8.0 Regarding Chivalric Virtues and Good Sportsmanship

We expect that:

All participants will hold themselves to the ideals of a chivalric person.

Don’t be a dick. (Rule #1)

All participants will behave with courtesy and respect to all, participants and spectators alike.

Play nicely and be polite in all cases; more especially when you are hot and tired and the Marshal made a bad call.

A pair of combatants may, by mutual agreement and for their exchange only, choose to add additional limits to either the style of blows or to the targets or to both. Any such change must be communicated to the bout officials BEFORE the bout begins.

To repeat….Combatants will accept, without complaint, all blows as called upon them by the marshals.

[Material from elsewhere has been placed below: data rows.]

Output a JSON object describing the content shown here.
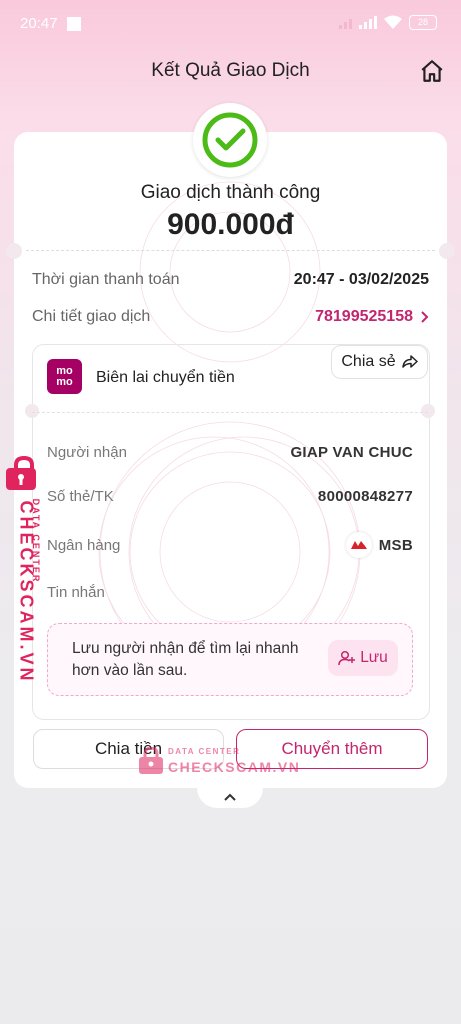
{
  "status_bar": {
    "time": "20:47",
    "battery": "28"
  },
  "header": {
    "title": "Kết Quả Giao Dịch"
  },
  "result": {
    "status": "Giao dịch thành công",
    "amount": "900.000đ"
  },
  "summary": {
    "time_label": "Thời gian thanh toán",
    "time_value": "20:47 - 03/02/2025",
    "detail_label": "Chi tiết giao dịch",
    "detail_value": "78199525158"
  },
  "receipt": {
    "logo_line1": "mo",
    "logo_line2": "mo",
    "title": "Biên lai chuyển tiền",
    "share_label": "Chia sẻ",
    "recipient_label": "Người nhận",
    "recipient_value": "GIAP VAN CHUC",
    "account_label": "Số thẻ/TK",
    "account_value": "80000848277",
    "bank_label": "Ngân hàng",
    "bank_value": "MSB",
    "message_label": "Tin nhắn",
    "save_hint": "Lưu người nhận để tìm lại nhanh hơn vào lần sau.",
    "save_label": "Lưu"
  },
  "actions": {
    "split_label": "Chia tiền",
    "transfer_more_label": "Chuyển thêm"
  },
  "watermark": {
    "brand": "CHECKSCAM.VN",
    "sub": "DATA CENTER"
  },
  "colors": {
    "accent": "#c2266f",
    "momo": "#a50064",
    "success": "#4cbb17"
  }
}
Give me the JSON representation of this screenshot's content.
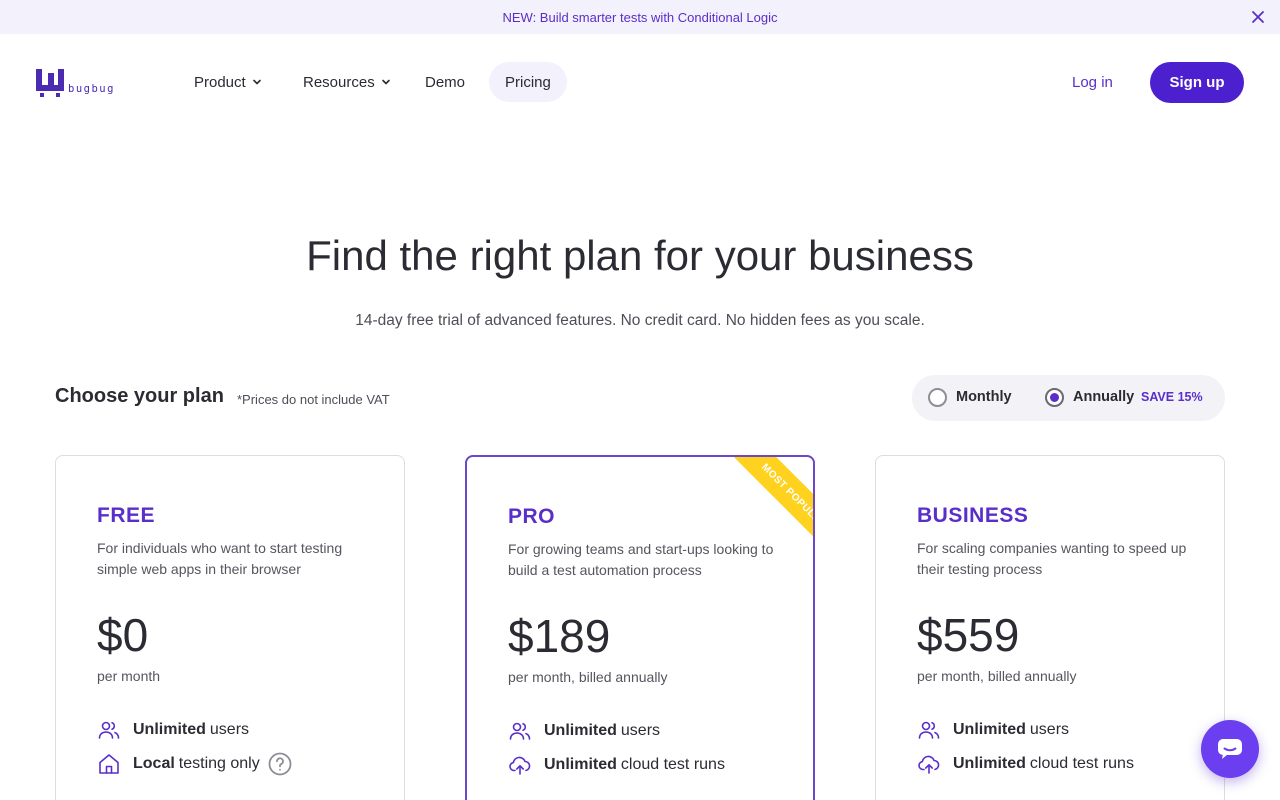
{
  "banner": {
    "text": "NEW: Build smarter tests with Conditional Logic",
    "close_icon": "close-icon"
  },
  "header": {
    "logo_text": "bugbug",
    "nav": [
      {
        "label": "Product",
        "has_dropdown": true
      },
      {
        "label": "Resources",
        "has_dropdown": true
      },
      {
        "label": "Demo",
        "has_dropdown": false
      },
      {
        "label": "Pricing",
        "has_dropdown": false,
        "active": true
      }
    ],
    "login_label": "Log in",
    "signup_label": "Sign up"
  },
  "hero": {
    "title": "Find the right plan for your business",
    "subtitle": "14-day free trial of advanced features. No credit card. No hidden fees as you scale."
  },
  "plans_header": {
    "title": "Choose your plan",
    "note": "*Prices do not include VAT",
    "billing": {
      "monthly_label": "Monthly",
      "annually_label": "Annually",
      "save_label": "SAVE 15%",
      "selected": "Annually"
    }
  },
  "plans": [
    {
      "name": "FREE",
      "description": "For individuals who want to start testing simple web apps in their browser",
      "price": "$0",
      "period": "per month",
      "featured": false,
      "features": [
        {
          "bold": "Unlimited",
          "rest": "users",
          "icon": "users-icon"
        },
        {
          "bold": "Local",
          "rest": "testing only",
          "icon": "home-icon",
          "help": true
        }
      ]
    },
    {
      "name": "PRO",
      "description": "For growing teams and start-ups looking to build a test automation process",
      "price": "$189",
      "period": "per month, billed annually",
      "featured": true,
      "ribbon": "MOST POPULAR",
      "features": [
        {
          "bold": "Unlimited",
          "rest": "users",
          "icon": "users-icon"
        },
        {
          "bold": "Unlimited",
          "rest": "cloud test runs",
          "icon": "cloud-upload-icon"
        }
      ]
    },
    {
      "name": "BUSINESS",
      "description": "For scaling companies wanting to speed up their testing process",
      "price": "$559",
      "period": "per month, billed annually",
      "featured": false,
      "features": [
        {
          "bold": "Unlimited",
          "rest": "users",
          "icon": "users-icon"
        },
        {
          "bold": "Unlimited",
          "rest": "cloud test runs",
          "icon": "cloud-upload-icon"
        }
      ]
    }
  ],
  "colors": {
    "brand": "#4c1fcf",
    "accent": "#5a2ec9",
    "ribbon": "#ffd21f",
    "banner_bg": "#f3f1fb"
  },
  "chat": {
    "icon": "chat-icon"
  }
}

Do not argue over a call. Fight on.

Polite discussion after the bout will not reverse any results but may improve subsequent judging.

Each combatant will acknowledge good blows unrecognized by marshals.

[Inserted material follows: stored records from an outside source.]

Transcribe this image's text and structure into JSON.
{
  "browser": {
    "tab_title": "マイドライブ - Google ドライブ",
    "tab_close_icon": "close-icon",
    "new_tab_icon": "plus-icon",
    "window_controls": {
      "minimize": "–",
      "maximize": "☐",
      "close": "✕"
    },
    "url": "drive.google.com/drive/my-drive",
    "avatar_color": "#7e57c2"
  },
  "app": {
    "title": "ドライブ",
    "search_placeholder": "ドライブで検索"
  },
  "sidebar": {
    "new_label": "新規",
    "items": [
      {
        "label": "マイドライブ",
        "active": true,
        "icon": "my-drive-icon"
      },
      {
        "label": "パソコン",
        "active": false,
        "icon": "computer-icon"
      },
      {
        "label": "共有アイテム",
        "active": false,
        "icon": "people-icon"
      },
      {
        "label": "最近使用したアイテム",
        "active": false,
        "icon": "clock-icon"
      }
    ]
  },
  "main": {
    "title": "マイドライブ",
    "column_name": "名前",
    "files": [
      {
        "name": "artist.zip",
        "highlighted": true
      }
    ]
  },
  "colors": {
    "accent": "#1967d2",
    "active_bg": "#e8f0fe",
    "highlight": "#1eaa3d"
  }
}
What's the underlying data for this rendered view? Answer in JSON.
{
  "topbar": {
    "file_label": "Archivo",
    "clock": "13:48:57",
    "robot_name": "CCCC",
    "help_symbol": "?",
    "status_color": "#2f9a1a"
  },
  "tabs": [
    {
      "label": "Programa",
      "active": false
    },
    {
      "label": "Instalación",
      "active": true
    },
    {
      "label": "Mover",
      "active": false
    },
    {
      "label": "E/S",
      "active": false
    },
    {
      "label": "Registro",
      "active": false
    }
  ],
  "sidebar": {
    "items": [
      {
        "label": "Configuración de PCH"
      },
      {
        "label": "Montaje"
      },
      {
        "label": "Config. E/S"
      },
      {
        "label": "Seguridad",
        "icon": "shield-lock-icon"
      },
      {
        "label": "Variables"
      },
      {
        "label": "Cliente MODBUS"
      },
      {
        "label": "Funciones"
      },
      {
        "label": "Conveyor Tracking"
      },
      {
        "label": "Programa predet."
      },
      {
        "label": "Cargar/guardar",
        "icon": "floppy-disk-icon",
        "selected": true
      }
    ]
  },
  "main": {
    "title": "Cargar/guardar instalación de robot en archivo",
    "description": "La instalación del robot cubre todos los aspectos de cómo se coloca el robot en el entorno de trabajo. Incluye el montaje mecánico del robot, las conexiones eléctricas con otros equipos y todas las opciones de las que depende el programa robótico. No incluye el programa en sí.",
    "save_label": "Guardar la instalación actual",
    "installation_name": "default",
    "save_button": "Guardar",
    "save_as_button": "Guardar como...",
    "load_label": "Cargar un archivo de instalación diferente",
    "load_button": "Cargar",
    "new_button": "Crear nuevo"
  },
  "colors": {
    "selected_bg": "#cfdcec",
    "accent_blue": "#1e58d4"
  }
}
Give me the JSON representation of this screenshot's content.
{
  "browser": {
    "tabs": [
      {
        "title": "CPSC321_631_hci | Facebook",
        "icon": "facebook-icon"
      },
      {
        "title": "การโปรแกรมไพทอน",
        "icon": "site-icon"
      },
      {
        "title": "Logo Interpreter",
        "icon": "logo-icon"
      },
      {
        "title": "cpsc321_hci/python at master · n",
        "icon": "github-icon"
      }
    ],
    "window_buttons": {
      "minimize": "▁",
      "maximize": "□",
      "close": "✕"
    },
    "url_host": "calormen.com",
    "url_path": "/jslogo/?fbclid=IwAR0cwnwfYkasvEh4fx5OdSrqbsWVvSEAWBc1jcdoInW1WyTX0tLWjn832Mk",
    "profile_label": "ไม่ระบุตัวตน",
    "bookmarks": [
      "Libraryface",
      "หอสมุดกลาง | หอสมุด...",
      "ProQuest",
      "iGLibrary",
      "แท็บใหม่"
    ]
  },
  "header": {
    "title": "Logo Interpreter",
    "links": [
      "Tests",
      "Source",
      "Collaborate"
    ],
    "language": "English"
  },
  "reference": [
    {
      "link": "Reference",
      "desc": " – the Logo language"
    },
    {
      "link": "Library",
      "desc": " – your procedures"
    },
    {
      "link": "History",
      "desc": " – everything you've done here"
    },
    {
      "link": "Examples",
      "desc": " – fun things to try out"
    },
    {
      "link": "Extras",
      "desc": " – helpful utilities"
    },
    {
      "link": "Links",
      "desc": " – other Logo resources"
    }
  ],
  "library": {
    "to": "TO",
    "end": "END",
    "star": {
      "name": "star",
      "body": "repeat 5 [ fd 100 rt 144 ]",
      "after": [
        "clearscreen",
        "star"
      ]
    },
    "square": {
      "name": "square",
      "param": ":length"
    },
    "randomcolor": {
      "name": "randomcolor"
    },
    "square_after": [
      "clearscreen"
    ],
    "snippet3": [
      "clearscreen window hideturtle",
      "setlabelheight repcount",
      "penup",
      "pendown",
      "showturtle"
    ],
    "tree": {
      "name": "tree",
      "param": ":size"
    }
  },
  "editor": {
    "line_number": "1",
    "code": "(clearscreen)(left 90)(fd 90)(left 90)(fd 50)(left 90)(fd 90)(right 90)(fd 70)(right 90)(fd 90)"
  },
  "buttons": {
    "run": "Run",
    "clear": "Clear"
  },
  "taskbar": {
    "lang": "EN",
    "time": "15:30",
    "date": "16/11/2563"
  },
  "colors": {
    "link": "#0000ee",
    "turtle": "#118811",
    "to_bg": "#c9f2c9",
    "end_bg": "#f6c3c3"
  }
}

Each combatant will call out a good blow if he/she feels it, whether the marshals call it or not.

Each combatant will deny any blows called upon their opponent which were not consistent with a fair and proper strike.

If you know that a blow you struck was not really on target or well structured, be chivalrous and deny the marshal’s call. This is an exception to accepting whatever the marshal calls.

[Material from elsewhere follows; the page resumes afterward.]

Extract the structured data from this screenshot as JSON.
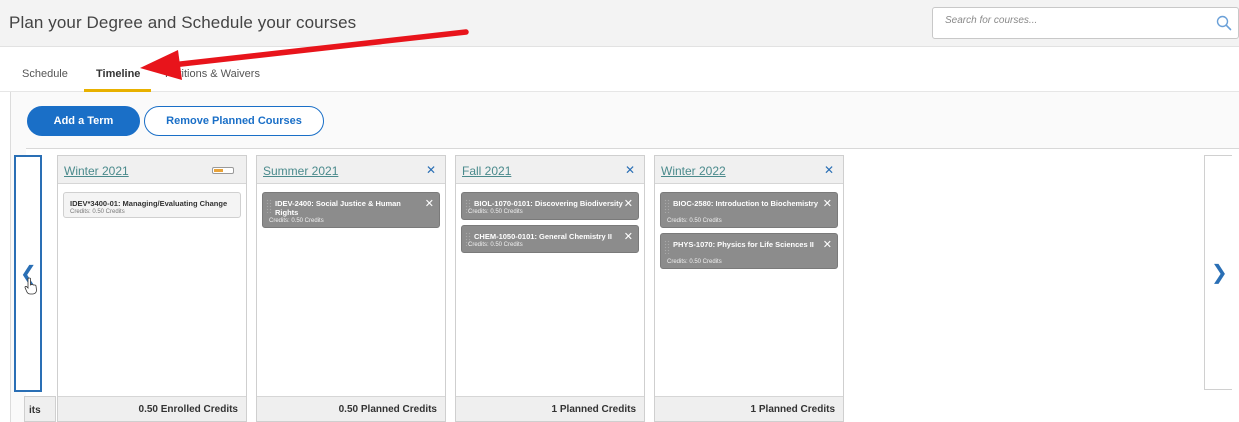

Combatants shall attend closely to the bouts of their companions in the deed that they may be properly informed when choosing the winner. Combatants must not spend their time out of the lists chatting or gossiping while ignoring the bout.

Marshalls should never put a combatant in the position of claiming or disclaiming a blow to their credit. The only chivalrous response to “were you struck?” is “yes,” and the only chivalrous response to “did you strike?” is “no.”

That there shall be no prizes of significant monetary worth, save those to be given to a proper charitable organization as designated by the winner, or by the hosting entity in the case of a fund raising endeavor.

Encourage your participants to have fun; to have the experience of the art of arms be more important than any individual passage or bout; to create an atmosphere of comradery and not one of mere competition.

9.0 Definitions

We expect that this section of the rules will expand and develop as we encounter difficulties and changes; as better equipment becomes available and as more Chivalric contestants use the rules.

ARMIZARE – The European art of arms as practiced in any demonstrable historical tradition between the creation of the Royal Armouries I.33 Mss (1300) and the death of the Chevalier Bayard (1524)

ASSISTANTS – Staff of a DEED such as the Host, the Marshal, assistant Marshals, Herald, Notary, non-fighting squires providing direct support to combatants, etc.

BOUT – A single encounter or combat between two combatants, defined for any given DEED as ending with pre-announced victory conditions (see 6.1.1 above)

COMBATANTS – Armed participants in a DEED. The host, the marshals, and some squires may sometimes be combatants and other times be assistants.

DEED – A passage of arms or contest of Armizare
• Historical Deed – A contest of armizare that attempts to model both the physical activity and the cultural context of the historical period and culture in which the martial art occurred.
• Non-Historical Deed – a contest of armizare that is purely for the physical practice of the art of armizare with no or very limited cultural context.

FAIR BLOW — ” a strike that is properly supported by body structure and uses the blow mechanics needed for that weapon to work against the protection on the target. See 5.1.1 Weapons Efficacy above as well as 5.2.1 Armour definitions for weapon/armour interactions.

HOST – the organizer of a DEED.

MARSHAL (Marshall or Marchal or Marechal, etc). The senior referee of a DEED (n.) or the action of being marshal for a bout (v.). May also participate as may other sub-marshals; may never be winner of a deed. No one may marshal a bout in which they are a participant. A marshal is required for all combats.

MELEE – An action between three or more combatants not counting as a bout. At present, no melee action is covered by these rules.

NOTARY – The assistant responsible for pairings in a formal deed, for noting the style of the combatants, the weapons used, and the outcomes on behalf of the Marshals.